Zitat von communicate
Ganz genau. Natürlich soll jeder selbst entscheiden, wie er/sie leben will. Aber ich kenne tatsächlich einige solcher Fälle. "Es ist ja so schön zuhause mit den Kindern (Jahre 1-4)". "Es ist so langweilig, immer nur Kinder, Schule usw. Keine Wertschätzung (Jahre 5-7)". Und nach der unvermeidlichen Trennung (weil die Wertschätzung außerhalb der Beziehung wieder gefunden wurde..) sind meist die Männer die Verlierer - im Familiengericht schon abgestempelt, weil sie ja auch vorher die Kinder "nicht betreut" haben und Mütter vor dem Familiengericht sowieso Heilige sind. Also Kinder vermissen - aber bitteschön zahlen. Und zwar für die Ex-Frau gleich mit, daran ändert auch ein neues Scheidungsrecht nicht viel. Doch auch die "attraktiven" Hausfrauen sind dann dem Armutsrisiko Nummer eins ausgesetzt... Männer, die es ja so toll finden, wenn ihre Frau den Nachwuchs hütet, müssen dann eben tiefer in die Tasche greifen. Und Frauen, die gerne zuhause arbeiten (ja, das tun die wirklich), sollten ebenfalls ihr Risiko kennen. Aber wenn ich einige Kommentare hier so lese, denken viele (Männer und Frauen) darüber offensichtlich nicht nach und werden dann unsanft geweckt. Das Konstrukt "einer arbeitet für das Familieneinkommen einer zuhause" funktioniert nur solange, wie eine Beziehung hält. Und so sehr wir uns alle vielleicht wünschen, dass dem so wäre - mehr als ein Drittel der Ehen hält eben nicht. Von der Anzahl derer, die - weil wirtschaftlich nicht entscheidungsfrei - vergiftet und gefrustet nebeneinander herleben, ganz zu schweigen. Aber träumt ruhig weiter :-)

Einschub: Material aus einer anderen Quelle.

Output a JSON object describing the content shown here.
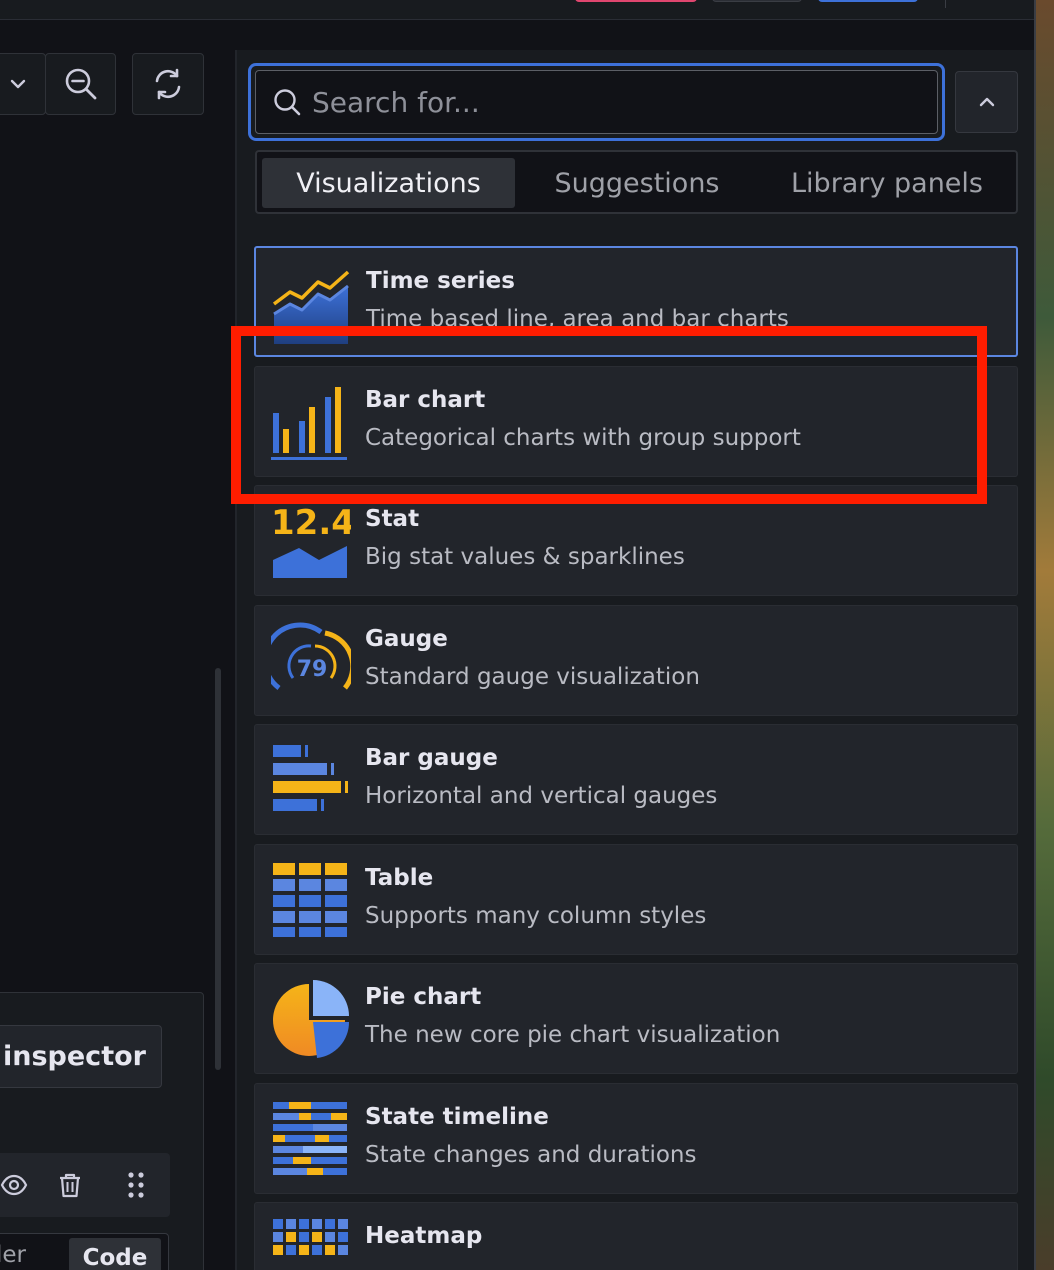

absolut richtig und da stimme ich ihnen Frau zu. Und was man nicht vergessen sollte die Hausfrauenehe gab es in der Geschichte nur sehr kurz davor haben Frauen immer mitgearbeitet nur der Adel und das reiche Bürgertum hatte Frauen die nicht gearbeitet haben und die hatten für die Kinder oft Ammen und Kinderfrauen.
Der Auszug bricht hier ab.